Toward the west there was a succession of pretty hills that lay in the broad sunshine, making you think somehow of Spanish slopes, covered with vineyards, olives, and luxuriant verdure. Over beyond, a wide, diversified country range, farms, woodland, hills and valleys, with a branch of the river winding through, called, rather unromantically, Little Creek.

On these slopes, the new part, dwelt the aristocracy. Streets wound around in picturesque fashion to make easy grades, and many old forest-trees were preserved by that means, giving the place an air of years, rather than yesterday and improvement.

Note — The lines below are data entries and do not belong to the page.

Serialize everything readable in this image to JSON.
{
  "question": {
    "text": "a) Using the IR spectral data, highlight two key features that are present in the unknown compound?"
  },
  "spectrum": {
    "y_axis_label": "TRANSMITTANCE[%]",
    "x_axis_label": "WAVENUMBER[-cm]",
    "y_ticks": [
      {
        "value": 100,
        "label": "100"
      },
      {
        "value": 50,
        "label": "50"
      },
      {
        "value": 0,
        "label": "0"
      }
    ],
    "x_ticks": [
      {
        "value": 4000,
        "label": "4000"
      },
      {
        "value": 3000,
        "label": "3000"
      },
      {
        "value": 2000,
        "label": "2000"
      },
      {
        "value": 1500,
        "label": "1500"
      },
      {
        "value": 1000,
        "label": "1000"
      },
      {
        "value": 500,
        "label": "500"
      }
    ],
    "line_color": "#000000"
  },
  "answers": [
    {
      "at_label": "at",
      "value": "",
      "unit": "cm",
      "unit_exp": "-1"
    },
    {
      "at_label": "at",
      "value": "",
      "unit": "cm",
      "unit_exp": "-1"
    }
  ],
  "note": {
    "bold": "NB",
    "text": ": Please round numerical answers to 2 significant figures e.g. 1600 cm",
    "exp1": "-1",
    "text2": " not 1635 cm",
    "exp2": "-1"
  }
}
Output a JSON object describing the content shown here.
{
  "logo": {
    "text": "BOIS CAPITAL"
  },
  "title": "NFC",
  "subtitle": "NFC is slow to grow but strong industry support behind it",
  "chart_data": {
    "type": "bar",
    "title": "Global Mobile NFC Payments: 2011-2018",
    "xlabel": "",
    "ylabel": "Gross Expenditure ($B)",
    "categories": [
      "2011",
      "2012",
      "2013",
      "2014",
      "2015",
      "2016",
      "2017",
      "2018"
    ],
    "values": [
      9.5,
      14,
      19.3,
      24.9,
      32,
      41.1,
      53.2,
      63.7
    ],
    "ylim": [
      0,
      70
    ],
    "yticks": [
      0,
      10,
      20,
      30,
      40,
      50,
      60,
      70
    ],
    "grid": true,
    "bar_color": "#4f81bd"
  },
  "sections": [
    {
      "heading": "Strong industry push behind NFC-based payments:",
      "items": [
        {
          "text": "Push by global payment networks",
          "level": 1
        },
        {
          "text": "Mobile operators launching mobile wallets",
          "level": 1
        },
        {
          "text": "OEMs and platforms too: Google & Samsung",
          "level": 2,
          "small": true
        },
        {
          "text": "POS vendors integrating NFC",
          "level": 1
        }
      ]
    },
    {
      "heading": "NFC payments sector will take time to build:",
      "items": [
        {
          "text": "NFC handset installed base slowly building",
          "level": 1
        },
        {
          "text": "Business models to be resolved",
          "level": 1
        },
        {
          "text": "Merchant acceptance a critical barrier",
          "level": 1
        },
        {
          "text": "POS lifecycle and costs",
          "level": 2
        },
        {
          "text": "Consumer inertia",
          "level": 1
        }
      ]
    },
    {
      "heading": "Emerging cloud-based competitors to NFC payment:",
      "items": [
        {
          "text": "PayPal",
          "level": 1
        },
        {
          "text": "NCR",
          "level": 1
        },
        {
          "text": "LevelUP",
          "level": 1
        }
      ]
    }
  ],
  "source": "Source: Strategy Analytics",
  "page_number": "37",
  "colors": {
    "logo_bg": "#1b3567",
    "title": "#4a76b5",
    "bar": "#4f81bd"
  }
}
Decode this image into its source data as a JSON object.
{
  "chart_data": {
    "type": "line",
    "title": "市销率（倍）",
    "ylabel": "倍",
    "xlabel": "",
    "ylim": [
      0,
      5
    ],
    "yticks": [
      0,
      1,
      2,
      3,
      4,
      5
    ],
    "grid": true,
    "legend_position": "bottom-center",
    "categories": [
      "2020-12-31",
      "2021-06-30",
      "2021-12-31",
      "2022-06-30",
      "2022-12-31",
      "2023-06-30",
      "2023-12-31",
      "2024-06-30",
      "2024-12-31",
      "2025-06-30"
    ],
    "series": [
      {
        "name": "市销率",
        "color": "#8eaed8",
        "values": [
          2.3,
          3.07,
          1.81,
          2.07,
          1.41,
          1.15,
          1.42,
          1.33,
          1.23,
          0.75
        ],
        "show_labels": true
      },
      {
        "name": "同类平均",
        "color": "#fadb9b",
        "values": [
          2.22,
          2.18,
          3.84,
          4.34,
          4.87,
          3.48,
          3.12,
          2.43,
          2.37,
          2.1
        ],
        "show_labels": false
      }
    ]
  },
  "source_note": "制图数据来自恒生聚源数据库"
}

There were two pretty parks,--one devoted to Fourth-of-July orations from time immemorial; there were churches of every denomination; a boarding and day school for young ladies, the academy, some excellent district schools; a hall with library and reading-room; a bank; rows of attractive shops and stores; and, coming down in the scale of refinement, beer-saloons and concert-halls, kept generally up to a certain point of morality. There were so many laboring-men, and they must have something by way of entertainment.

It struck Jack with a curious wonder. These stolid faces and plodding steps were part of the human machines out of which wealth was being ground. They went to the beer-shops at night in their dirty clothes, smelling of grease and dye, drank beer, played a few games, and harangued each other, and went home maudlin or stupefied. Perhaps it was more comfortable than the slatternly wives and crying children. Did it need to be so? If you gave the workingman a helping hand, did he turn straightway into an unreasoning demagogue?

Fred did not come home for Christmas. College-life was delightful,--would be just perfect if dear old Jack were there. The glowing letters kept alive his own secret dissatisfaction. But how explain it to one who would be sure to say, "Get out of it all, Jack: no one has any right to keep you in such a distasteful round, and thwart your life-plans." To be sure, he had no life-plans.

One raw, cold March day, Mr. Darcy went out to repair a roof that had leaked in the previous storm. He rarely minded wind or weather.

"I declare," he said that evening, dropping into his capacious armchair, "I feel as if I should never get warmed through. I do believe we shall have a tremendous snowstorm to take this chill out of the air. Jack, read the paper aloud, won't you?"

Jack complied. Local items, bits of State news, and the general progress of the country; the starvation of a nation at the antipodes, the discovery of a wonderful silver-mine, plans for new railroads,--how busy the world was! It stirred Jack's youthful blood.

"I'd like to be a railroad-president," said Jack suddenly.

His father stared, then laughed at the absurdity. "Why, you're only a boy, Jack," he replied.